Update No: 033 - (22/10/08)

Dumped by friends 
Pakistan appeared at serious risk of default as the end of October approached, as its requests for help towards the governments of China, USA and Saudi Arabia were rejected. Although the Chinese promised to intensify their economic cooperation with Pakistan and to build two nuclear power stations, they refused to inject US$1.5 -3 billion into the country’s central bank, as requested by Islamabad, in the absence of structural reforms. They only conceded a US$0.5 billion loan. The Saudis refused to offer discounts on their oil. The government, which needs US$10 billion to meet short term liabilities, is now considering to apply for IMF help, a move which is considered as the last resort as it would imply, if successful, a tightening of its economic policies: removal of subsidies, tighter monetary policy and steps toward reducing the fiscal deficit, all of which are expected. In mid-October the government already announced its intention to completely abolish subsidies on fuel, a move in a direction which must please the IMF. The World Bank and some donor countries will cover part of the bill too.

Default on the horizon? 
The economic situation gets rapidly worse, with electricity one hour on and one hour off. The central bank has foreign currency reserves for just two months of imports, after they have fallen by 75% in a year. The failure to secure Chinese aid led to a further drop in the value of the rupee, which has now lost almost a third of its value, making vital imports even more expensive. The economic crisis in America is also likely to affect Pakistan negatively, as remittances (forecast initially at US$7 billion) are expected to fall this year. Both Standard & Poor's, and Moody have been rapidly downgrading Pakistan’s rating, which is now one of the lowest in the world, and hint that they are considering downgrading again. The balance of payments deficit, worsened markedly in the last quarter (to end September), from US$2.3 billion to US$3.95 billion. The current-account deficit is now at US$14 billion. Capital flight reached US$1.2 billion a month over the last few months. Foreign investment in Pakistani shares has already more than halved and is expected to dive further. The banking system is in deep crisis, with liquidity drying up despite the injection of cash by the central bank. The country’s indebtedness is rising twice as fast as one year ago. Economic forecast are constantly being revised downwards: the IMF estimates now a 5.4% GDP growth this year and 3.5% next year.

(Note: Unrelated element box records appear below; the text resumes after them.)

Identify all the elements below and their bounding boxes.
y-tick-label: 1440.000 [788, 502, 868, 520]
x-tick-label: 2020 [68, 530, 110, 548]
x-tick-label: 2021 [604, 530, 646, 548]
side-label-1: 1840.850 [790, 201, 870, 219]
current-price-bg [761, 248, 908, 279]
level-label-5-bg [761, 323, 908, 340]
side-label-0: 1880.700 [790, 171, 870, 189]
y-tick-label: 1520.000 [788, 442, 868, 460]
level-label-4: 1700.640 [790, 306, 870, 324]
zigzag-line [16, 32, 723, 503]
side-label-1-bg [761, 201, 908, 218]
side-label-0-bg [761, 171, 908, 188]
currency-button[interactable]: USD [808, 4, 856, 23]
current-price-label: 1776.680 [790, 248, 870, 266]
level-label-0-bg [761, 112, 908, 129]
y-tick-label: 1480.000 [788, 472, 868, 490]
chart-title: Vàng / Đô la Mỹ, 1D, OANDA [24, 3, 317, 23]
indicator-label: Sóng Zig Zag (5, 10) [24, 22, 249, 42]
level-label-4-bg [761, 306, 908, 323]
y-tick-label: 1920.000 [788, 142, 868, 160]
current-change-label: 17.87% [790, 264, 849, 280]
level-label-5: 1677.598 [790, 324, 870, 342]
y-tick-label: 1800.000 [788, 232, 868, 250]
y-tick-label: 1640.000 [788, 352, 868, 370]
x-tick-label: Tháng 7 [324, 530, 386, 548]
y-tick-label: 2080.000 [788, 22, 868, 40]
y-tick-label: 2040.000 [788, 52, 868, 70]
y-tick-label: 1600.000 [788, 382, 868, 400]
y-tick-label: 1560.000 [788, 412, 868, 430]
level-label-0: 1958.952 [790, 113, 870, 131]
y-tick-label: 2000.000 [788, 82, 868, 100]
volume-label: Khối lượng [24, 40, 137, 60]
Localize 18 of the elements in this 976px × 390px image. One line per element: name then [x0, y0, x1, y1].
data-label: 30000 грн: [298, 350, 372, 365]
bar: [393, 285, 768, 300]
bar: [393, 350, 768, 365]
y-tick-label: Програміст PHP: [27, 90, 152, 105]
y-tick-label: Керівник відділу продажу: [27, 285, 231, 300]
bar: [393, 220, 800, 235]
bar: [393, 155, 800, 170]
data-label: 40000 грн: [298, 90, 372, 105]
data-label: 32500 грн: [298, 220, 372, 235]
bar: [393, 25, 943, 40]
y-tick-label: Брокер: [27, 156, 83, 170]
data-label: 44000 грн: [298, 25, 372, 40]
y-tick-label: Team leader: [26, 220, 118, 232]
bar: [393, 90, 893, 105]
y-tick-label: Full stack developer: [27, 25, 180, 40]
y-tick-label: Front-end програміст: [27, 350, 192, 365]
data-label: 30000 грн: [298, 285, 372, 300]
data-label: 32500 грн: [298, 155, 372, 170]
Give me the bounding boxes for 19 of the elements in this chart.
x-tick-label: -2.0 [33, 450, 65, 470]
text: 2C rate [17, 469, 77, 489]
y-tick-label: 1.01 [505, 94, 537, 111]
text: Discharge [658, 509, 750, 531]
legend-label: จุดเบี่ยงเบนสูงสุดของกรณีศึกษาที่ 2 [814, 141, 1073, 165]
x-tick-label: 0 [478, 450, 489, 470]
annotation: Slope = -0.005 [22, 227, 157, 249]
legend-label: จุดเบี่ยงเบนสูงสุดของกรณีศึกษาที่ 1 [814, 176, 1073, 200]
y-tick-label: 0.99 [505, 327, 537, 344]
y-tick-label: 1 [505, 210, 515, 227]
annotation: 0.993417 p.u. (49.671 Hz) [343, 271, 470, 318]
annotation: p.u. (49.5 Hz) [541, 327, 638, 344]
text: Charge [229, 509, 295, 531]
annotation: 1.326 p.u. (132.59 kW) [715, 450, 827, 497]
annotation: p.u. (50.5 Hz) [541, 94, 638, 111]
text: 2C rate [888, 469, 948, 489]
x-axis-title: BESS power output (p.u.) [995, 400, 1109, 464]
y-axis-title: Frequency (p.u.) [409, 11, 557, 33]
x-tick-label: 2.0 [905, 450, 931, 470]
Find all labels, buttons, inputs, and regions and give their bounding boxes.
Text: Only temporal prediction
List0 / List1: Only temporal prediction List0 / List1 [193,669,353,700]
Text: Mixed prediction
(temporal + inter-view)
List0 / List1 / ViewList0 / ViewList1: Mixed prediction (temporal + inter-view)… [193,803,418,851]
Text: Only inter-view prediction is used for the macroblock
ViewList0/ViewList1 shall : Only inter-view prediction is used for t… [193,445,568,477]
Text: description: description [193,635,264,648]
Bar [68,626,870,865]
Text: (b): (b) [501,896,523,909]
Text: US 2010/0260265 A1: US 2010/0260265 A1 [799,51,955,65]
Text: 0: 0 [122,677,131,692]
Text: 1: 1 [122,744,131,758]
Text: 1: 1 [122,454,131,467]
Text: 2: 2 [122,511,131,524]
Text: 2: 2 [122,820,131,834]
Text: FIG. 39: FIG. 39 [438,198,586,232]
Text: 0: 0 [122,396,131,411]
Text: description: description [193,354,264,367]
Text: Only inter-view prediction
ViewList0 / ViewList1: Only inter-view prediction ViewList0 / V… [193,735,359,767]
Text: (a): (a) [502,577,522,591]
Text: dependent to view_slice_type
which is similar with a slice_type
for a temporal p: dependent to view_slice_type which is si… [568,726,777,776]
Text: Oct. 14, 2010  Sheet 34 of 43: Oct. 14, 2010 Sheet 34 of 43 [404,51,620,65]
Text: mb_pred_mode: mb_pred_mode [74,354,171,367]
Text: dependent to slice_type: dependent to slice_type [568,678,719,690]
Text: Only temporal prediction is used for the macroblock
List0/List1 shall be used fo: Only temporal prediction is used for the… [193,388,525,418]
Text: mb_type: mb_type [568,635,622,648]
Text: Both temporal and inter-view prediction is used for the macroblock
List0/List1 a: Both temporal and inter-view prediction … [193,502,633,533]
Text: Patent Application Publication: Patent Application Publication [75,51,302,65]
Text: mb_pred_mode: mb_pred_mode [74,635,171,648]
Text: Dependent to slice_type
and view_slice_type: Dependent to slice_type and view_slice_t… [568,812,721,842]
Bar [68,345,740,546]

The allocation of resources to the deprived classes, a key feature of the government’s programme, is already being curtailed, while the focus is now on rescuing the banking sector and offering bank ‘holidays’ to foreign investors. The government is now re-launching the privatisation programme, in the hope of raising some cash. The Pakistani government seems to be counting on the support of Western and conservative Gulf states to help preventing its economic collapse, but the crisis has arrived at the wrong time. Pakistan’s allies will meet in November to see what they can do, but cash suddenly is short these days, particularly in the West. 

The Nawaz-Saudi axis 
The Saudi, among others, are certainly worried by what is happening in Pakistan. Their sponsorship of talks between representatives of the Taliban and of the Afghan government in September in Mecca was clearly more motivated by concerns for the South Asian country, than for its Central Asian neighbour. That Nawaz Sharif attended those talks might also be a hint of Saudi Arabia’s view of a stabilisation plan for Pakistan. Nawaz might in their eyes be a better candidate for a negotiated settlement with the Taliban and is unquestionably closer to the Saudis than the PPP. In the parliament, Nawaz’s PML is already arguing in favour of talks with the Pakistani militants. Zardari’s aggressive approach towards the militants, adopted recently under American pressure, is losing support even within the government coalition, as the Jamiat-Ulama-I-Islam denounces the alliance with Washington. 

Prospects are bleak, not least for the incoming US administration! This a nuclear armed state. Can it also be allowed to become a failed state?